Office space...
Published Jan 16 2008 05:06 PM 1,246 Views

This post is about how office space is allocated at Microsoft, and it has nothing to do with the movie of the same name.  You will also be hard pressed to find something really useful Exchange-related in it!

In most of the company, we have offices with actual doors rather than cubicles.  Of late, we've been running into a space crunch due to a general underestimation of how many hires we could make (typically, it's assumed that only a certain percentage of allocated head count will be filled at any time due to attrition and the time it takes to find and bring in new people).  I don't know the exact percentages, but we hired more than we expected we'd be able to, so we've been getting a bit squeezed for offices until more can be built.

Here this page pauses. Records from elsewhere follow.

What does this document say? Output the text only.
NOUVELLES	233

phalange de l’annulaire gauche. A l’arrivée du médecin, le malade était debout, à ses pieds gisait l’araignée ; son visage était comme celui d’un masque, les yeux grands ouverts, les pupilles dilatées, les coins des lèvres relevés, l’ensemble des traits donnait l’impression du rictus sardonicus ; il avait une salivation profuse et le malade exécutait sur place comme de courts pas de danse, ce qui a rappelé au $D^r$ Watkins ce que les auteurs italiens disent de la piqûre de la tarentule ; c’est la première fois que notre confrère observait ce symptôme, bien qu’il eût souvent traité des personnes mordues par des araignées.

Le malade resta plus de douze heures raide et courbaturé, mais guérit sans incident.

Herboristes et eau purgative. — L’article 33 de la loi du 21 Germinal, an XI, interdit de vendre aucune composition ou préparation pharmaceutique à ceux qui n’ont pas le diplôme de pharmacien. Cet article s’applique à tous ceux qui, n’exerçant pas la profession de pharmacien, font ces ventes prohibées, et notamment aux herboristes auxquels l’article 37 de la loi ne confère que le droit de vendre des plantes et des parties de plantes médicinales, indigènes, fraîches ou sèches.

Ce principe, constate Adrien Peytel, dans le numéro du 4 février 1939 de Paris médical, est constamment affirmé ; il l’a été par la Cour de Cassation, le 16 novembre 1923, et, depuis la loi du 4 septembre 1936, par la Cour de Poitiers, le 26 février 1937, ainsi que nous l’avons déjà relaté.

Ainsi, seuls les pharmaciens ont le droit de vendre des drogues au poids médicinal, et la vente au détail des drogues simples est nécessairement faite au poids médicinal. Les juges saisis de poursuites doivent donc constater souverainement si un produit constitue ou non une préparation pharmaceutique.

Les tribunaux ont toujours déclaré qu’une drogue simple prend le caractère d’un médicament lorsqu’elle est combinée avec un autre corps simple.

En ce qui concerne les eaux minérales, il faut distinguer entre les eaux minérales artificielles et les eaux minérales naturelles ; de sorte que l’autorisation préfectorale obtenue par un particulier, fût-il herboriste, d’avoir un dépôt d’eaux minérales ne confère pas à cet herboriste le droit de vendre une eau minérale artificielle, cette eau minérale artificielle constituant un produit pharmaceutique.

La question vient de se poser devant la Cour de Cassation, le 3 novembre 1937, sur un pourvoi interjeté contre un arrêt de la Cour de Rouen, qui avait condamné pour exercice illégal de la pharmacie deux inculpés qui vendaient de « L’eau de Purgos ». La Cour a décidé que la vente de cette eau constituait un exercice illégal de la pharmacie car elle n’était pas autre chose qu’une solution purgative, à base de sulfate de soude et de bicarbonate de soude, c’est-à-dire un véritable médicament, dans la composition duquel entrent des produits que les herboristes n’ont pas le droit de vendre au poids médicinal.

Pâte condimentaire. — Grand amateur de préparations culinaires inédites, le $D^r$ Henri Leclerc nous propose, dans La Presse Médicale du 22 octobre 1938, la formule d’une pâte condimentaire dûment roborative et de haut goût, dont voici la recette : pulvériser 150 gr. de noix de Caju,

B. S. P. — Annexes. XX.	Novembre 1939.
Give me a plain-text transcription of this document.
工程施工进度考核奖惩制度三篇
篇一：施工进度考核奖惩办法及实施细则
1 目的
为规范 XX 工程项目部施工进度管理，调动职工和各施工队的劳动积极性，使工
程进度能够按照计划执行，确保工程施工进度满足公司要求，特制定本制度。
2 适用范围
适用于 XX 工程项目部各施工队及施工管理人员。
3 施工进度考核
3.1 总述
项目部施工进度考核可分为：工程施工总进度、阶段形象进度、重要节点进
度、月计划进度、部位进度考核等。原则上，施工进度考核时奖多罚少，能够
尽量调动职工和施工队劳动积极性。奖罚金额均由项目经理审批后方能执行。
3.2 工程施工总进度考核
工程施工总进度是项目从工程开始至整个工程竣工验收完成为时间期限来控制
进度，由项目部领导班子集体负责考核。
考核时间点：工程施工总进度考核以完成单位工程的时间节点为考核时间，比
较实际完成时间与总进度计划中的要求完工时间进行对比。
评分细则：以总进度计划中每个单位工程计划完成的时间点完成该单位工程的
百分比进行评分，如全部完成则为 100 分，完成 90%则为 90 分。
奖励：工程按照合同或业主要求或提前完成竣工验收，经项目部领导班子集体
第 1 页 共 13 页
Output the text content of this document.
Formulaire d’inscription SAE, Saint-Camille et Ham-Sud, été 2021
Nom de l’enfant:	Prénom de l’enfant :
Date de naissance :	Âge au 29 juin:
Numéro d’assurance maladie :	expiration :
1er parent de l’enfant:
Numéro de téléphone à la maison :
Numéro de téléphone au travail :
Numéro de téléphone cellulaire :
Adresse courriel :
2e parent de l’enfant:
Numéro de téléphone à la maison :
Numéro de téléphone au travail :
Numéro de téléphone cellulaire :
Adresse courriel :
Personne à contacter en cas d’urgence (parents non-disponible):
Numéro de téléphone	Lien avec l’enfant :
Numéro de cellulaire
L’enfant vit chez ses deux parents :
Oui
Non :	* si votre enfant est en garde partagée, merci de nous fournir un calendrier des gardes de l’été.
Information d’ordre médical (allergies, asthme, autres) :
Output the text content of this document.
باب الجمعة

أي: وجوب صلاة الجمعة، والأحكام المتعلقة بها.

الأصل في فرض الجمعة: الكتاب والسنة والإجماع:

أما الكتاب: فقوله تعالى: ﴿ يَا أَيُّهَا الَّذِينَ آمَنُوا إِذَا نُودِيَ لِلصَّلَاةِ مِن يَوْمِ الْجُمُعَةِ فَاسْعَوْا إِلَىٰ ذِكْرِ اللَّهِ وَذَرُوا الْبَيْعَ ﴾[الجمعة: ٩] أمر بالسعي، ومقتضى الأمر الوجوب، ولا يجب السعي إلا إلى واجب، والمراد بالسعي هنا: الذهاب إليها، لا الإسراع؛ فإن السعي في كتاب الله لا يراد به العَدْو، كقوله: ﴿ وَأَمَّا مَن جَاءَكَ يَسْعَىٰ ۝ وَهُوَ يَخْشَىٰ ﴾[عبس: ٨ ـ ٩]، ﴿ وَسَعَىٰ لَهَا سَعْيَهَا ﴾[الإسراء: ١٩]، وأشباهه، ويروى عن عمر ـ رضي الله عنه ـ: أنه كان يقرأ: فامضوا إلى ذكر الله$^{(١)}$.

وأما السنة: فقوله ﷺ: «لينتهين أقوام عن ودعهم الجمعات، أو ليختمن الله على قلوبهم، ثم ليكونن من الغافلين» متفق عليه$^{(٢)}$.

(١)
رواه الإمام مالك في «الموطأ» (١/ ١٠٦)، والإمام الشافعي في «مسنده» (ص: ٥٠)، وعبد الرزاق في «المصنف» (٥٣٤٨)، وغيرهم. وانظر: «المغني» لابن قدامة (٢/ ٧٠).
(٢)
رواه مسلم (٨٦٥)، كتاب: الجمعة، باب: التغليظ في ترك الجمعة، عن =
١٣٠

Offices are allocated to teams based on their head counts, and offices are allocated to people based mostly on seniority.  There are four types of office arrangements, ordered by prestige: corner offices, window offices, interior offices, and multi-person offices.  Corner offices, which are larger than regular ones, are the most coveted and are usually allocated to very senior managers (like VP's, General Managers, Product Unit Managers, etc).  Although with the space crunch, a few of our senior managers took one for the team and moved into interior offices and let their corner office be occupied by several others (they can typically fit four people without too much crowding). 

The next most desirable offices are window offices.  These are allocated strictly by seniority at Microsoft, although depending on how space has been divided up between teams and how senior certain teams are, we could and do end up with less senior people trumping more senior ones on occasion.   There's always a good bit of grumbling when that happens.  How senior you have to be to get a window office depends on many factors, most particularly how senior you are relative to your team.  I got my first window office after being at MS for less than two years, but that was in less crowded times and occurred after we moved into a brand new building.  In Exchange today, there are people that have been at MS for 5 years or more and still are in interior offices.

The least desirable situation is to be in an office with one or two other people.  I've shared an office before, and also worked in cubicle land for a number of years, but that was 10 years ago (before I joined MS), and there is no way I could go back that.  Aside: about 15 years ago I was fooling around in my cubicle one day with a pen and a rubberband, spinning it around and around (why, I couldn't say).  What I didn't realize was that the pen was leaking and I was spraying little ink droplets on people in all the surrounding cubicles.  I was not the most popular person in the office that day (or that week, for that matter).  It's best to keep me enclosed in a roof and walls.